You can also use common house plant fertilizers in low concentrations, preferably half of the stated dose.
Over-fertilization is highly dangerous and even fatal for the plant. Higher doses can scorch out the foliage which in severe cases causes irreparable damage to the plant’s life. So, make sure you are never using concentrated dosages.
Dormant plants in winter have minimal nutritional requirements. Fertilization at this stage is strictly prohibited. Experts advise stopping fertilizing right after the end of the summer.
Rosette forming succulents do not need frequent pruning. Howbeit, you can simply remove the old and dead leaves to give a fresh look and better health to the plant.
The suitable growth zone of the plant is 9a(minimum 20 F).
Echeveria agavoides Propagation
Just like other succulents, these too are easy-to-propagate plants. Common methods of propagation are leaf-cuttings and offsets and not the seeds.
- Propagation through leaf-cuttings
- Propagation through division.
Middle of the spring up till the middle of the summer is the ideal time for plant propagation.
Propagation through leaf-cuttings:
This is a popular and easy method to make some new succulents.

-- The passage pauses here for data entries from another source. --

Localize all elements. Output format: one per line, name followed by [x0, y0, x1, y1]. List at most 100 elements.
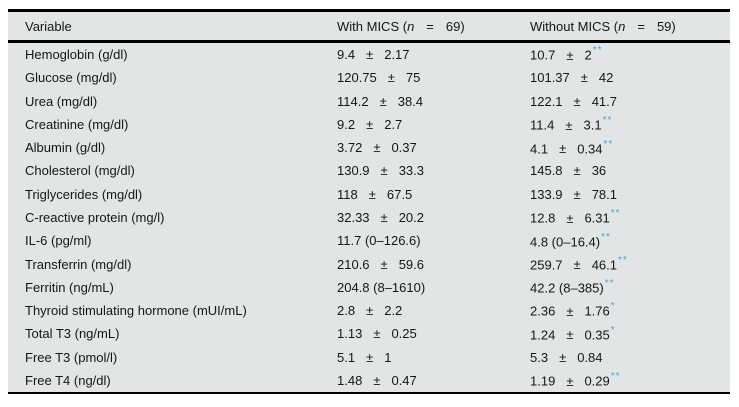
plus-minus-sign: ± — [366, 47, 374, 63]
table-row: Thyroid stimulating hormone (mUI/mL) 2.8… — [8, 299, 730, 322]
mean-value: 32.33 — [337, 209, 370, 225]
plus-minus-sign: ± — [373, 140, 381, 156]
mean-value: 210.6 — [337, 256, 370, 272]
without-mics-cell: 259.7 ±46.1** — [530, 254, 730, 273]
plus-minus-sign: ± — [559, 140, 567, 156]
variable-cell: Creatinine (mg/dl) — [8, 117, 337, 132]
header-with-mics-n: n — [407, 18, 415, 34]
without-mics-cell: 10.7 ±2** — [530, 45, 730, 63]
plus-minus-sign: ± — [366, 349, 374, 365]
variable-cell: Cholesterol (mg/dl) — [8, 163, 337, 178]
mean-value: 145.8 — [530, 163, 563, 179]
mean-value: 5.3 — [530, 349, 549, 365]
mean-value: 2.8 — [337, 303, 356, 319]
mean-value: 1.13 — [337, 326, 363, 342]
table-row: Transferrin (mg/dl) 210.6 ±59.6 259.7 ±46.… — [8, 252, 730, 275]
plus-minus-sign: ± — [566, 373, 574, 389]
plus-minus-sign: ± — [366, 116, 374, 132]
variable-cell: Albumin (g/dl) — [8, 140, 337, 155]
sd-value: 78.1 — [591, 186, 617, 202]
without-mics-cell: 12.8 ±6.31** — [530, 208, 730, 225]
sd-value: 42 — [598, 70, 614, 86]
table-row: Urea (mg/dl) 114.2 ±38.4 122.1 ±41.7 — [8, 90, 730, 113]
significance-marker: ** — [610, 208, 621, 220]
mean-value: 5.1 — [337, 349, 356, 365]
sd-value: 38.4 — [397, 93, 424, 109]
variable-name: Transferrin (mg/dl) — [25, 256, 132, 272]
sd-value: 2 — [584, 47, 592, 63]
significance-marker: ** — [618, 254, 628, 266]
table-row: Total T3 (ng/mL) 1.13 ±0.25 1.24 ±0.35* — [8, 322, 730, 345]
mean-value: 122.1 — [530, 93, 563, 109]
mean-value: 204.8 (8–1610) — [337, 279, 426, 295]
header-without-mics-prefix: Without MICS ( — [530, 18, 619, 34]
table-row: Hemoglobin (g/dl) 9.4 ±2.17 10.7 ±2** — [8, 43, 730, 66]
mean-value: 130.9 — [337, 163, 370, 179]
table-row: Free T4 (ng/dl) 1.48 ±0.47 1.19 ±0.29** — [8, 369, 730, 392]
sd-value: 0.25 — [391, 326, 417, 342]
variable-cell: Glucose (mg/dl) — [8, 70, 337, 85]
mics-comparison-table: Variable With MICS (n = 69) Without MICS (… — [8, 9, 730, 394]
significance-marker: ** — [601, 231, 611, 243]
significance-marker: ** — [592, 45, 603, 57]
sd-value: 0.35 — [584, 326, 610, 342]
with-mics-cell: 9.4 ±2.17 — [337, 47, 530, 62]
mean-value: 4.1 — [530, 140, 549, 156]
plus-minus-sign: ± — [380, 209, 388, 225]
mean-value: 101.37 — [530, 70, 570, 86]
plus-minus-sign: ± — [366, 303, 374, 319]
header-variable-column: Variable — [8, 19, 337, 34]
sd-value: 1 — [384, 349, 392, 365]
without-mics-cell: 1.19 ±0.29** — [530, 371, 730, 389]
table-body: Hemoglobin (g/dl) 9.4 ±2.17 10.7 ±2** Gluc… — [8, 43, 730, 392]
variable-name: IL-6 (pg/ml) — [25, 233, 92, 249]
variable-name: Hemoglobin (g/dl) — [25, 47, 128, 63]
variable-cell: Ferritin (ng/mL) — [8, 280, 337, 295]
sd-value: 46.1 — [591, 257, 617, 273]
variable-name: Albumin (g/dl) — [25, 140, 106, 156]
without-mics-cell: 2.36 ±1.76* — [530, 301, 730, 319]
significance-marker: ** — [610, 371, 621, 383]
mean-value: 9.4 — [337, 47, 356, 63]
variable-cell: Free T4 (ng/dl) — [8, 373, 337, 388]
with-mics-cell: 1.48 ±0.47 — [337, 373, 530, 388]
variable-cell: Transferrin (mg/dl) — [8, 257, 337, 272]
table-row: Cholesterol (mg/dl) 130.9 ±33.3 145.8 ±36 — [8, 159, 730, 182]
sd-value: 2.2 — [384, 303, 403, 319]
sd-value: 3.1 — [583, 117, 602, 133]
variable-name: Ferritin (ng/mL) — [25, 279, 114, 295]
plus-minus-sign: ± — [566, 326, 574, 342]
sd-value: 36 — [591, 163, 607, 179]
plus-minus-sign: ± — [566, 47, 574, 63]
without-mics-cell: 145.8 ±36 — [530, 163, 730, 178]
plus-minus-sign: ± — [380, 163, 388, 179]
without-mics-cell: 1.24 ±0.35* — [530, 325, 730, 342]
with-mics-cell: 5.1 ±1 — [337, 350, 530, 365]
sd-value: 0.29 — [584, 373, 610, 389]
variable-cell: Hemoglobin (g/dl) — [8, 47, 337, 62]
sd-value: 75 — [405, 70, 421, 86]
table-row: IL-6 (pg/ml) 11.7 (0–126.6) 4.8 (0–16.4)… — [8, 229, 730, 252]
sd-value: 59.6 — [398, 256, 424, 272]
significance-marker: * — [610, 301, 616, 313]
plus-minus-sign: ± — [580, 70, 588, 86]
significance-marker: ** — [602, 115, 613, 127]
variable-name: Thyroid stimulating hormone (mUI/mL) — [25, 303, 247, 319]
header-without-mics-n: n — [618, 18, 626, 34]
plus-minus-sign: ± — [573, 163, 581, 179]
header-variable-label: Variable — [25, 18, 72, 34]
mean-value: 133.9 — [530, 186, 563, 202]
with-mics-cell: 32.33 ±20.2 — [337, 210, 530, 225]
sd-value: 33.3 — [398, 163, 424, 179]
variable-cell: Urea (mg/dl) — [8, 94, 337, 109]
plus-minus-sign: ± — [573, 93, 581, 109]
mean-value: 11.4 — [530, 117, 555, 133]
significance-marker: ** — [603, 138, 614, 150]
variable-name: Free T3 (pmol/l) — [25, 349, 118, 365]
plus-minus-sign: ± — [565, 117, 573, 133]
variable-cell: Triglycerides (mg/dl) — [8, 187, 337, 202]
plus-minus-sign: ± — [566, 303, 574, 319]
with-mics-cell: 2.8 ±2.2 — [337, 303, 530, 318]
mean-value: 9.2 — [337, 116, 356, 132]
table-row: Glucose (mg/dl) 120.75 ±75 101.37 ±42 — [8, 66, 730, 89]
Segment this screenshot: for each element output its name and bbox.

- Just take a few healthy leaves from the plant. You can simply twitch them out from the plant without damaging the rosette. Now, allow them to form callous by staying at some safe place for a few days.
- Place these leaf-cuttings on a moist well-draining growing mixture. Water the soil mildly after it gets dry. Alternatively, you can cover the pot with a lid that allows the air to pass through tiny holes. This will help to conserve the moisture and you can leave the setup with watering for a few weeks.
- Baby roots will protrude out from the stem-cuttings in a period of about three to seven weeks. You can finally take them out and plant these at some suitable place. Just make sure you are gentle enough not to destroy the baby roots.
Echeveria agavoides is a famous succulent. It has thick green petals which grow compact to form a small to medium size succulent. This plant is a parent to many other variants with minor differences in size and color. Echeveria agavoides lipstick and Echeveria agavoides Romeo are among the top two ones.
All of these plants are easy to care for. Full sun to partial shade, infrequent watering, and well-draining soil are the basic requirements. Seasonal fertilization is also helpful while you make sure to avoid over-fertilization. Another thing to avoid is over-watering. It can harm and even rot the plant to death.